Date: 29th March 2011
Where: Ronnie Scott’s, Soho, London
Artist: Ron Carter’s Golden Striker Trio
On Tuesday night at Ronnie Scott’s in Soho, Ron Carter seemed to seldom open his eyes. Here was music that was felt. His long sinewy aged fingers spread across the strings of his double bass, finding notes and repeating patterns. It was easy to believe that there was some kind of amazing telepathy between him and the fellow members of his Golden Striker Trio; pianist Mulgrew Miller, and guitarist Russell Malone.
The music was academic, polished, structured and there was an implicit understanding between the three musicians.

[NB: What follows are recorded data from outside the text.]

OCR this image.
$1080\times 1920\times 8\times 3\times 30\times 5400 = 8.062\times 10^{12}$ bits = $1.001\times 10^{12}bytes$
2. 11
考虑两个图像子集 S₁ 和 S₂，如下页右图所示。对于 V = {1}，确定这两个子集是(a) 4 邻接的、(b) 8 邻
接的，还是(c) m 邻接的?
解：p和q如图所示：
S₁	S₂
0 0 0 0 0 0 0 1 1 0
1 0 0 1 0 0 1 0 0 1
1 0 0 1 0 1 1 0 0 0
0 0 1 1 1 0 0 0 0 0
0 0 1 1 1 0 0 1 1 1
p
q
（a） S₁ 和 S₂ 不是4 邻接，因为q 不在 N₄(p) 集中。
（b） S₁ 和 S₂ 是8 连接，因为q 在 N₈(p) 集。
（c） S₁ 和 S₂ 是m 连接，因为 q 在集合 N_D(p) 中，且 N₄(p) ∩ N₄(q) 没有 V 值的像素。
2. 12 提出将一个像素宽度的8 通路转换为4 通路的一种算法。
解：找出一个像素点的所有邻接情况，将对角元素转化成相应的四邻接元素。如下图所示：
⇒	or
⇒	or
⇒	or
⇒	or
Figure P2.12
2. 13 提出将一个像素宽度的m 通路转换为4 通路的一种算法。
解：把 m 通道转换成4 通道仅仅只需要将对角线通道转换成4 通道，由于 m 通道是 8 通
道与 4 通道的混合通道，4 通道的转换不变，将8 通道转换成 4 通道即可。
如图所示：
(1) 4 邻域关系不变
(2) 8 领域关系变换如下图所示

Occasionally, you would see a smile spread across two of the musicians’ faces as they recognise the variation in their colleague’s playing and a challenge has been thrown out for them to match the changes they’re hearing.
The evening was three numbers old before Mr Carter spoke to tell us that the musicians have been trying out some pieces for the library that they are gathering for the second Golden Striker Trio album which will be recorded in the late summer / early autumn of this year.
Now this kind of live performance appeals to me. The musicians are working out the wrinkles from their tunes on the live stage. This will allow, further down the road, for swift work in the studio – a move that more artists must follow if new recordings are to continue to be by those with comparatively small followings. Careers are being financed by live performance and not by the sales of new albums and if performers cannot afford to spend months in the studio, they must work out their new songs on the stage and that will be a significant challenge and change to the way that the “music business” has been run – gone are the days when huge record company recording budgets became the norm.
The fourth piece performed finds us in more familiar territory, the Rodgers / Hart song “My Funny Valentine”. The melody was stretched and broken open in a calculated whirl of improvisation as each band member takes a turn to solo, either unaccompanied or sensitively supported by the percussive nature of the playing of his friends. This is a band with no drummer but with a keen sense of rhythm which exudes from everything they do.
The second set was equally flawless. The best known piece in the second half was Benny Goodman’s “Soft Winds” but the music recognised or unrecognised, familiar or unfamiliar achieved a beauty and the musicians a synchronicity that you are seldom lucky enough to witness. Mulgrew Miller’s lines and subtle voicings, and Russell Malone’s precisely articulated blues and quietly strummed chords were a delight. Carter’s precision and finesse enthralled throughout without distracting from the whole, and when he finally pulled out all the stops, he delivered a tour de force, toying with a fragment of a melody.